De l'autoportrait à la Go Pro.

Ces démonstrations de force tous azimuts seraient, selon François Peretti, planneur stratégique digital à La Chose, «davantage de l’ordre du storyshowing que du storytelling». François Peretti renvoie à l’ouvrage de Steven Johnson, How We Got to Now: Six Innovations That Made the Modern World (Penguin Books), dans lequel l’auteur revient aux origines du selfie, «né en 2010/2011 avec l’apparition de la caméra réversible sur Iphone».

«Les autoportraits ne sont apparus qu’au XVème siècle, au moment où les miroirs se sont généralisés dans les foyers, remarque-t-il. Dès qu’apparaît un écran naît une nouvelle tentative de se représenter. Polaroïd ne vient-il pas de lancer, avec Instagram, le Socialmatic?». Selon Laure Frémicourt, «la Go Pro est au cœur de ces nouvelles formes de storytelling de soi».

Cette mise en scène des egos adopte en effet plusieurs scénarios, selon François Peretti. «La Go Pro, développée pour les sportifs, induit une logique de preuve.
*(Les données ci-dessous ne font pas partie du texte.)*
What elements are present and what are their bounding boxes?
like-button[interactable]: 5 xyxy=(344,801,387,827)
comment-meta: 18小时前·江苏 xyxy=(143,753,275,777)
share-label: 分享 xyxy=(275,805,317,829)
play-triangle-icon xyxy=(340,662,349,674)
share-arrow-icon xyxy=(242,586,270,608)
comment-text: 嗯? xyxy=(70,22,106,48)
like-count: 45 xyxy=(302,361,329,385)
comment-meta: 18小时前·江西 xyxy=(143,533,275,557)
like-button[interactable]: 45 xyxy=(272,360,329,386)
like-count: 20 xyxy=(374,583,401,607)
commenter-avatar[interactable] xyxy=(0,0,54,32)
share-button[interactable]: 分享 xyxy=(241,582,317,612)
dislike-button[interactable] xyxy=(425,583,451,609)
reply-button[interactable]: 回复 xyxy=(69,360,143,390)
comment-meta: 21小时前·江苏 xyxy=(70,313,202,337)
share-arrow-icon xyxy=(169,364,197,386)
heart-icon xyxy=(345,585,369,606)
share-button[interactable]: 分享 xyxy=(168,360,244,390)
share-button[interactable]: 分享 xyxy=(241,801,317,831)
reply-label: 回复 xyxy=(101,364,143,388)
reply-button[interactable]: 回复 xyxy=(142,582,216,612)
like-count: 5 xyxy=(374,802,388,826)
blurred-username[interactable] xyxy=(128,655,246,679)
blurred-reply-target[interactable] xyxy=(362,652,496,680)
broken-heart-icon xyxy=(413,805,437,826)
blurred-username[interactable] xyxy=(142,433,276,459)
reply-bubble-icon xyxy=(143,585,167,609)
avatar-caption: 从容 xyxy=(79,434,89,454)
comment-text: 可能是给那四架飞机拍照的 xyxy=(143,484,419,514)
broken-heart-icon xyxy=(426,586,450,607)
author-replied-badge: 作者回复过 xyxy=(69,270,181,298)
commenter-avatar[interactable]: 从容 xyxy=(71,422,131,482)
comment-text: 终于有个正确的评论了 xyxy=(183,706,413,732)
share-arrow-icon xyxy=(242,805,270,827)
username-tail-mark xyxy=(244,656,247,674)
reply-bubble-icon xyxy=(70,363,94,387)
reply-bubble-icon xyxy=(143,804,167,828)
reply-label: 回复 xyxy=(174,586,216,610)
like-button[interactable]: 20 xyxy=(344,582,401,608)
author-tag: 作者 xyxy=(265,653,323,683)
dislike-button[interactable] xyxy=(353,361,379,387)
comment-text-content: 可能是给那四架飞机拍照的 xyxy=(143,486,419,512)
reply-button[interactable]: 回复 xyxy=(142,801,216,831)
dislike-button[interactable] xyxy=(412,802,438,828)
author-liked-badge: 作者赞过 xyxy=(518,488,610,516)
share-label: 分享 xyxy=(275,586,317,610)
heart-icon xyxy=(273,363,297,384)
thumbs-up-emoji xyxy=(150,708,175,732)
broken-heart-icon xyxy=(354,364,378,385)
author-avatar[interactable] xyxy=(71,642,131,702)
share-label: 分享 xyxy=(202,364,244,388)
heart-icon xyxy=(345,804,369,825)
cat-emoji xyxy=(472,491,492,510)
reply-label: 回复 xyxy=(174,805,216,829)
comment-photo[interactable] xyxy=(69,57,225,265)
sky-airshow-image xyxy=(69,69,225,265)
Les réseaux comme Instagram contribuent, eux, à l’esthétisation du monde, pour reprendre le titre de l’ouvrage de Gilles Lipovetsky (Gallimard). Il existe également des logiques d’appropriation, de “memes” spectaculaires, comme le Ice Bucket Challenge».

Comme dans toute mise en scène, il s’agit de trouver le bon timing. «Si on s’y adonne trop tôt, on passe inaperçu. Si on s’y prête trop tard, on produit un discours de ringardisme alors même que l’on s’inscrit dans le flux», grince Olivier Glassey. Un comble.

 

Côté cour.

Le grand théâtre des réseaux sociaux n’a rien à envier à la cour de Versailles, son étiquette, sa peur panique de perdre la face. «Le sociologue Erving Goffman évoquait, dans La Mise en scène de la vie quotidienne, la figure du clown, qui, une fois en coulisse, peut redevenir lui-même, souligne François Peretti. Mais sur les réseaux sociaux, il n’existe plus de scène, ni de coulisses: Instagram et Facebook sont la scène, Secret ou Whisper les coulisses…»

Cette quête vaine et éperdue de la distinction «finit par être pesante», soupire Marianne Hurstel, directrice du planning stratégique et du consulting chez BETC, qui a réalisé l’étude Hashtag Nation. «Quand on a un chef odieux, qu’on part en vacances chez ses parents tous les étés, la vie rêvée des autres peut engendrer un ras-le-bol légitime», note-t-elle.

Laure Frémicourt cite quant à elle un court-métrage viral, What’s on your mind de Shaun Higton, qui montre un homme qui surjoue la réussite sur Facebook alors même qu’il s’enfonce dans la dépression. «L'injonction à démontrer que l'on existe, à être constamment dans l'ostentation, est terrible», reconnaît Géraldine Bouchot.

La véritable distinction, ne serait-ce pas le retrait? «Personne ne s’imagine que ceux qui sont peu présents sur les réseaux n’ont pas de vie», note Laure Frémicourt. Mieux vaut, en somme, cultiver le mystère à la Garbo. Un véritable mythe, celui-là.